Adobe Social & Search Breakfast Roundup

Emma Wilkinson

May 28, 2012

One Comment

On Friday morning we held a  a digital marketing briefing ran by our specialists to help clients gain a better understanding of how to optimise marketing investments via search engines and social media.

First off we heard all about paid search optimisation, and were told about three key things to remember when planning a campaign:

  • Completely understand how your money is being spent and leverage your campaign structure to maximise conversions.
  • Decide on goals before your campaign begins, once you’ve got your targets set make sure there is a decent amount of phrase and exact matches to give you better control over the campaign, and hopefully give you higher conversion rates as the audience will be more relevant. Be careful about using broad match as it is known for being the most expensive but with the least results.
  • Make sure copy is engaging and calls for action. Automatic bidding will also save much more time than doing it manually, it’s more effective at choosing the best price to make sure you’re not overpaying.

Next up was social ad optimisation and how it compares to search advertising. The key learning was that it is imperative to have best practice when running a Facebook ad campaign. This can be done by having a mixture of different creative executions of the same ad and by ensuring that all ads are targeted to a specific audience as this will give you the highest conversion rates.

Finally we heard about the seven key points to think about when designing a successful Facebook app:

  1. Content is king – sometimes too much effort is put into making it pretty. The content of the app is ultimately the main reason for a fan to share or like app.
  2. Simple is best – Facebook is all about instant gratification, engaging visitors in a few seconds will keep them interested enough to stay on your page. If there are too many barriers to entry or an overload of information, their typically short attention span will lead them elsewhere.
  3. Don’t hide content – your messaging should be apparent, too much clutter will lead to confusion, as will having too many pop ups and distractions. Likegates are fine as most people expect to have to like a page in order to use the app, but other gates could deter people.
  4. Incorporate social – the app should make you want to get your friends involved, after all Facebook is about social networking. If your friends have used an app, you are much more inclined to give it a go, so giving lots of opportunities to share will allow for your app to be more social, and consequently reach a wider audience. You need to show how the content relates to the users for instance, ‘you like ‘xxxx’ page therefore you would also be interested in this great app’.

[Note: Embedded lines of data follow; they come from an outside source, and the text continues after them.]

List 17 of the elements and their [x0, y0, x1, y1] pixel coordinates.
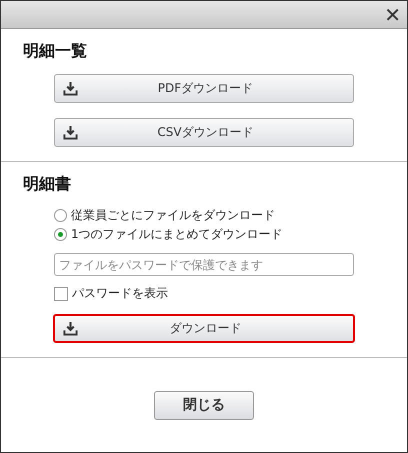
download-button[interactable]: PDFダウンロード	[54, 74, 354, 103]
download-button[interactable]: CSVダウンロード	[54, 118, 354, 147]
close-button[interactable]: 閉じる	[154, 390, 254, 420]
option-label: 1つのファイルにまとめてダウンロード	[71, 226, 283, 243]
radio-button[interactable]	[54, 209, 67, 222]
download-icon	[63, 125, 78, 140]
download-button[interactable]: ダウンロード	[53, 314, 355, 343]
download-icon	[63, 321, 78, 336]
section-title: 明細書	[23, 174, 72, 195]
checkbox-label: パスワードを表示	[72, 285, 168, 302]
option-label: 従業員ごとにファイルをダウンロード	[71, 207, 275, 224]
download-icon	[63, 81, 78, 96]
checkbox[interactable]	[54, 286, 68, 300]
section-title: 明細一覧	[23, 41, 88, 62]
close-button[interactable]: ✕	[378, 4, 407, 24]
password-field[interactable]: ファイルをパスワードで保護できます	[54, 253, 354, 276]
radio-button[interactable]	[54, 228, 67, 241]
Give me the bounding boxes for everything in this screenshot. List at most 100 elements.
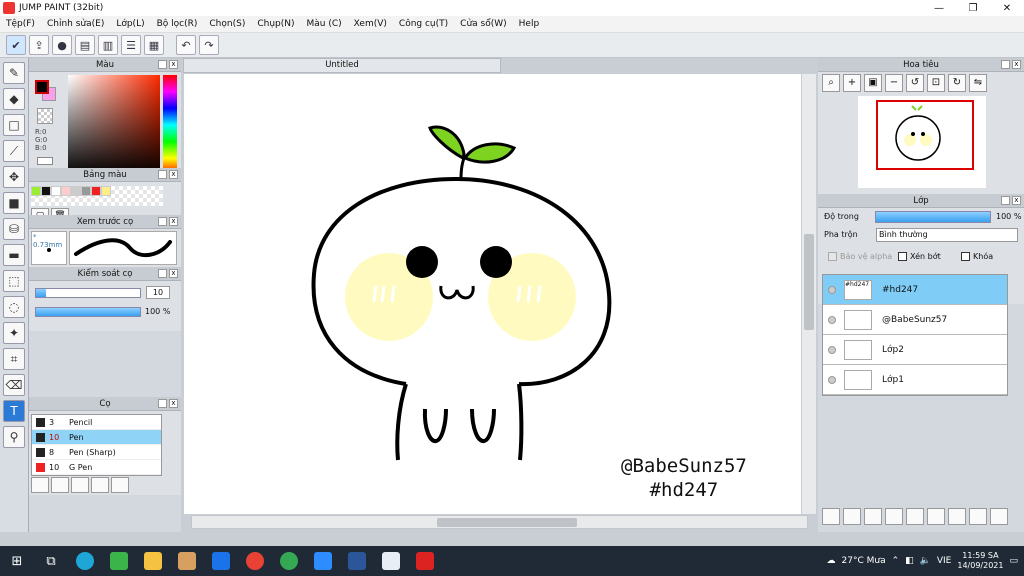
rotate-right-icon[interactable]: ↻ <box>948 74 966 92</box>
flip-icon[interactable]: ⇋ <box>969 74 987 92</box>
palette-swatch[interactable] <box>91 186 101 196</box>
brush-item[interactable]: 10 G Pen <box>32 460 161 475</box>
menu-view[interactable]: Xem(V) <box>348 19 393 29</box>
network-icon[interactable]: ◧ <box>905 556 914 566</box>
brush-item[interactable]: 10 Pen <box>32 430 161 445</box>
volume-icon[interactable]: 🔈 <box>920 556 931 566</box>
menu-color[interactable]: Màu (C) <box>301 19 348 29</box>
page-icon[interactable]: ▥ <box>98 35 118 55</box>
weather-text[interactable]: 27°C Mưa <box>842 556 886 566</box>
input-language[interactable]: VIE <box>937 556 952 566</box>
word-icon[interactable] <box>340 546 374 576</box>
menu-edit[interactable]: Chỉnh sửa(E) <box>41 19 110 29</box>
horizontal-scrollbar[interactable] <box>191 515 808 529</box>
brush-settings-icon[interactable] <box>31 477 49 493</box>
maximize-button[interactable]: ❐ <box>956 3 990 14</box>
gradient-tool-icon[interactable]: ▬ <box>3 244 25 266</box>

The final three points looked at social and search from a client’s perspective:

  1. Prioritise goals – make sure the app is in line with your key messaging and goals in order to get the best ROI.
  2. Continue the conversation – once the competition or game has ended on the app, you should make sure that engagement does not end there. You have their attention, so now make the most of it by either directing them to another app or competition, or add them to your email marketing list.
  3. Learn from every application – test certain styles as some work better for particular audiences than others. For instance if a ‘pet photo contest’ app is very successful, why fix what isn’t broken? Make a ‘Valentines pet photo contest’ next followed by an ‘Easter pet photo contest’ for example.